KB-2025-001904 - [2025] EWHC 1602 (KB)
King's / Queen's Bench Division of the High Court

KB-2025-001904 - [2025] EWHC 1602 (KB)

Fecha: 27-Jun-2025

The 10 June 2025 hearing

The 10 June 2025 hearing

43.

I asked the parties to agree a timetable and indicated that I would reserve judgment so they did not need to allow time for me to give an ex tempore judgment. The parties could not agree, between them, who should address me first. I indicated that I would like to hear counsel for C first as my provisional view was that the most important issues for me to resolve were the C’s issues 4 and 5 – i.e. whether I should grant interim relief.

44.

The hearing began at 10.30am and appeared to conclude at 4.30pm. I thanked the legal teams, reiterated that I would reserve judgment and said I would provide it as soon as I could. At that point, when I was standing up to leave the court, Mr Sethi KC made two unheralded applications. First, he asked me to make an order in the same terms as Injunction 1.2. Secondly, he asked me to extend time for C to file Particulars of Claim. Mr Gorton KC opposed each application.

45.

After taking a short time to consider the applications, I indicated orally that I would not make either such order. As to the latter, I said that I would attempt to draft my judgment that week. I said it was a matter for C whether to file the Particulars of Claim by Friday (which I was told was the date it was due) or make an application in writing for an extension of time. As to the former, I said that, on my reading, Injunction 1.2 had lapsed. I also said that I accepted the submission of Mr Gorton KC that it would be a significant infringement of the right of open justice to impose the order requested. We had had a full day of argument in open court and there would have to be a very strong justification before I would make an order that would prevent Ds speaking to anyone about that hearing, other than for the purposes of legal advice. I did not and do not think that there was any such justification.

46.

I would add the following observations to what I said in court.
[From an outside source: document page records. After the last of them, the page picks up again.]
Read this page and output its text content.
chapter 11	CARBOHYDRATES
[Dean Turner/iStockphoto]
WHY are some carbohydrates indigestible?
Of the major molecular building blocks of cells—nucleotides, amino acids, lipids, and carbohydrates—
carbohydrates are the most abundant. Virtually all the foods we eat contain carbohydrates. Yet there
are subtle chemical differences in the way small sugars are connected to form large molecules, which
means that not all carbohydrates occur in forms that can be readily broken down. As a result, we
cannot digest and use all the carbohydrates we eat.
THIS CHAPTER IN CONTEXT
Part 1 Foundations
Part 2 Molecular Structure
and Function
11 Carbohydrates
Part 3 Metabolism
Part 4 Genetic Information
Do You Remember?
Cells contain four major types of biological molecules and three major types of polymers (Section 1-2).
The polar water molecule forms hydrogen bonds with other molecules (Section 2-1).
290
If Ds had had the ability and inclination to tip off the source about the existence of these proceedings they could, in any event, have done so between 4.30pm on 6 June and the time (4 days later) when Mr Sethi made his application. There was no evidence that they had done so. Indeed, the idea that Ds might tip off a source had no solid evidential foundation. The witness statements from Ds make clear that they did not know the identity of the source who provided them with the 1 May Materials. There is no evidence to contradict that. Mr Sethi KC’s submissions laid great emphasis on sentences in AP’s correspondence. He placed particular emphasis on Ms Watson’s email of 15.16 on 14 May 2025, which I have cited above and what she said about ‘the provider’. He stressed the word ‘he’ several times and emphasised the passages where Ms Watson set out the concerns of the ‘provider’. The implication, which was not spelled out in terms, appeared to be that the statements of Ds were untrue and one or both Ds did know the source – how else could Ms Watson have known the source’s gender and concerns?

47.

In my judgment, there is an obvious and innocent explanation for the words Ms Watson used in her 14 May email. In paragraph 21 of Ms Watson’s statement she explains that, after her initial instructions, she thought that D1 had been provided with the 1 May Materials directly by a source in C. However, she later came to realise that it was D2, not D1, who first received the 1 May Materials and then began to gist them to D1. It seems to me that Ms Watson’s comments, on 14 May, about ‘the provider’ were most likely comments about D2. It was D2 (and D2 is of course a ‘he’) who expressed concerns about C’s conduct and whether they had complied with the DSAR. I don’t think it can be inferred, from the email of 14 May 2025, that D1, D2 and Ms Watson are all lying or concealing information about the source who sent the 1 May Materials to D2.

48.

In short, the risk of this unknown source being tipped off by Ds is overstated by C and does not justify what would be a very serious infringement on the principle of open justice.